The author of novels including the Hugo award-winning The Man in the High Castle, Do Androids Dream of Electric Sheep? and Minority Report, Dick died aged 53 in 1982. In 1974, recuperating from having had his wisdom teeth extracted and under the influence of sodium pentothal, the author had a series of visions in which a “pink light” beam of information transmitted directly into his consciousness; these “2-3-74” experiences would inform his writing for the rest of his life, and he would attempt to unravel them in the “Exegesis”.
Although a selection from the mostly handwritten journal was published in 1991 as In the Pursuit of VALIS: Selections from the Exegesis, thousands of pages of Dick’s journal, including autobiographical material, philosophical speculation and analysis of his fiction, have not been published. The author’s daughters, Laura Leslie and Lisa Dick Hackett, said the publication of The Exegesis of Philip K Dick “has been a goal of ours for years”, and they were “thrilled” that US publishing giant Houghton Mifflin Harcourt (HMH) shared the goal, acquiring North American rights in the previously unpublished two-volume Exegesis with plans to bring out the first book next autumn.
The journals, which HMH’s Bruce Nichols said served “as the foundation for ideas and themes that would appear throughout the work of this visionary author”, will be edited by critically-acclaimed author and Dick expert Jonathan Lethem, along with Pamela Jackson, author of a PhD on 2-3-74 and Dick’s Exegesis.
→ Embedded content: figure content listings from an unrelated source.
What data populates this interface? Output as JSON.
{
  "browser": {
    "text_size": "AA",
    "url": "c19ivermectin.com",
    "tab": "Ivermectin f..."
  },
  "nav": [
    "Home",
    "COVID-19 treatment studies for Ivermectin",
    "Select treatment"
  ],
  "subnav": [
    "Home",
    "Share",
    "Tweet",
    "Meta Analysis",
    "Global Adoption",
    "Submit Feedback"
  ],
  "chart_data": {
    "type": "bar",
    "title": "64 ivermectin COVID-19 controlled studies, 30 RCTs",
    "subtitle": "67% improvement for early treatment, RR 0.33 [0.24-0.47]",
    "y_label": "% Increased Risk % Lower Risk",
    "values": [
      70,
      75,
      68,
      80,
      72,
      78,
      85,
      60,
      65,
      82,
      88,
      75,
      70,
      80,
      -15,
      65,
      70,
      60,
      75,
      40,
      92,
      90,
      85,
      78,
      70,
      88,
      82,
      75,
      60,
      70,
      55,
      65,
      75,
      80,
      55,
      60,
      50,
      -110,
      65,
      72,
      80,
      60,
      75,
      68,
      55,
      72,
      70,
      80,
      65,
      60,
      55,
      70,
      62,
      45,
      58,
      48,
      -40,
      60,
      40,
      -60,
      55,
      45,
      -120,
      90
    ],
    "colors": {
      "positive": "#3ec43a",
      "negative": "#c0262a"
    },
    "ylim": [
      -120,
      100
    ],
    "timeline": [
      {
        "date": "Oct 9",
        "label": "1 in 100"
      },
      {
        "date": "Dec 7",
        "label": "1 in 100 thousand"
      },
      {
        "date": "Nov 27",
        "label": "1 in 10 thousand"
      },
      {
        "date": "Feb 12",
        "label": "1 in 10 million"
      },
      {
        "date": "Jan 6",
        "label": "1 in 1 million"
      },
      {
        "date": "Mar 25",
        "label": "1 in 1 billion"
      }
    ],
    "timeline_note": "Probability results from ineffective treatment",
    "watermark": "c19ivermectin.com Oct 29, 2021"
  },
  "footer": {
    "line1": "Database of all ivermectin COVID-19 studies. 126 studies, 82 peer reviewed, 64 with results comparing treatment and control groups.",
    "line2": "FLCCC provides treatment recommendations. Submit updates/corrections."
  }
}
“The title he gave it, ‘Exegesis,’ alludes to the fact that what it really was was a personal laboratory for philosophical inquiry. It’s not even a single manuscript, in a sense. It’s an amassing or a compilation of late-night all-night sessions of him taking on the universe, mano a mano, with the tools of the English language and his own paranoiac investigations,” Lethem told the New York Times . “It’s absolutely stultifying, it’s brilliant, it’s repetitive, it’s contradictory. It just might contain the secret of the universe.”
HMH also snapped up rights in 39 titles from Dick’s backlist, which it will publish in autumn 2011. Nichols said the author’s books were “as provocative and cutting-edge today as ever” and that “each generation wants to claim him as its own”.